Ucrânia, um dreno financeiro da Europa
“A forma com que esses recursos vêm sendo repassados, o que a gente consegue pontuar é que, apesar de ganhos pontuais, não há um ganho robusto que mude a lógica do conflito e do teatro de operações. Esses recursos muito dificilmente contribuirão para que a Ucrânia consiga um ponto de virada a seu favor”, destaca.
“Um dos primeiros efeitos do conflito em si foi o preço do gás e da energia subindo absurdamente para a população europeia, e o custo de vida aumentou e o bem-estar social diminuiu.
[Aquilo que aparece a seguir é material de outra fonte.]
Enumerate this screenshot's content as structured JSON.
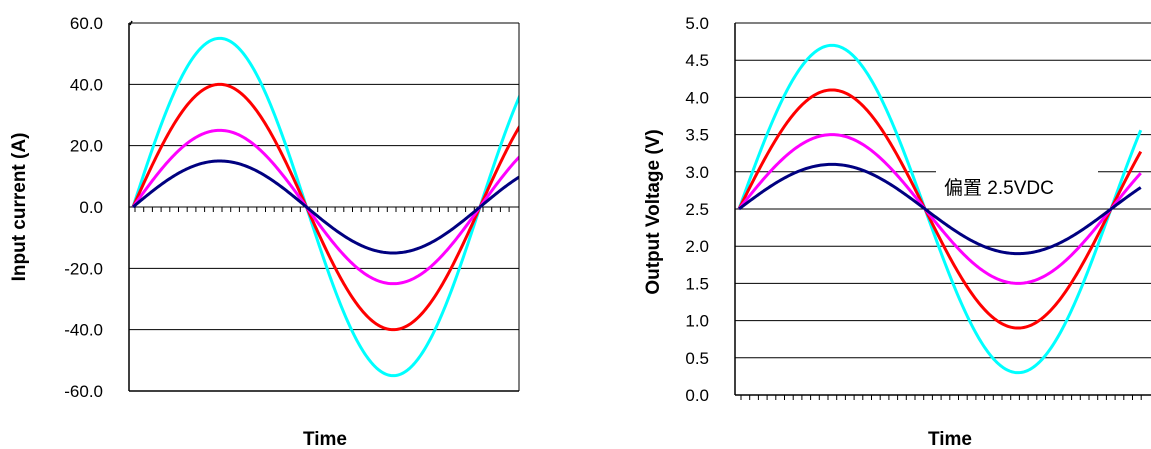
{
  "chart_data": [
    {
      "type": "line",
      "title": "",
      "xlabel": "Time",
      "ylabel": "Input current  (A)",
      "ylim": [
        -60,
        60
      ],
      "y_ticks": [
        "60.0",
        "40.0",
        "20.0",
        "0.0",
        "-20.0",
        "-40.0",
        "-60.0"
      ],
      "x_range_cycles": [
        0,
        1.125
      ],
      "grid": "horizontal",
      "series": [
        {
          "color": "#00ffff",
          "amplitude": 55,
          "offset": 0
        },
        {
          "color": "#ff0000",
          "amplitude": 40,
          "offset": 0
        },
        {
          "color": "#ff00ff",
          "amplitude": 25,
          "offset": 0
        },
        {
          "color": "#000080",
          "amplitude": 15,
          "offset": 0
        }
      ]
    },
    {
      "type": "line",
      "title": "",
      "xlabel": "Time",
      "ylabel": "Output Voltage (V)",
      "ylim": [
        0,
        5
      ],
      "y_ticks": [
        "5.0",
        "4.5",
        "4.0",
        "3.5",
        "3.0",
        "2.5",
        "2.0",
        "1.5",
        "1.0",
        "0.5",
        "0.0"
      ],
      "x_range_cycles": [
        0,
        1.08
      ],
      "grid": "horizontal",
      "annotation": "偏置 2.5VDC",
      "series": [
        {
          "color": "#00ffff",
          "amplitude": 2.2,
          "offset": 2.5
        },
        {
          "color": "#ff0000",
          "amplitude": 1.6,
          "offset": 2.5
        },
        {
          "color": "#ff00ff",
          "amplitude": 1.0,
          "offset": 2.5
        },
        {
          "color": "#000080",
          "amplitude": 0.6,
          "offset": 2.5
        }
      ]
    }
  ]
}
Do ponto de vista econômico, quem mais sofre nesse sentido são os países com economias menores, ou seja, [essa crise] tende a afetar de forma desigual esses Estados que compõem a União Europeia”, observa.
Bruxelas e Kiev não querem a paz
“Dentro desses moldes, enquanto há um conflito, pelo lado europeu ali tão próximo, há uma justificativa muito plausível para a manutenção dos investimentos militares e pelo lado ucraniano, de certa forma, se mantém em evidência e com isso recebe assistência econômica dos países europeus. Então, eu diria que tanto a Ucrânia quanto a Europa não têm como objetivo a paz”, conclui.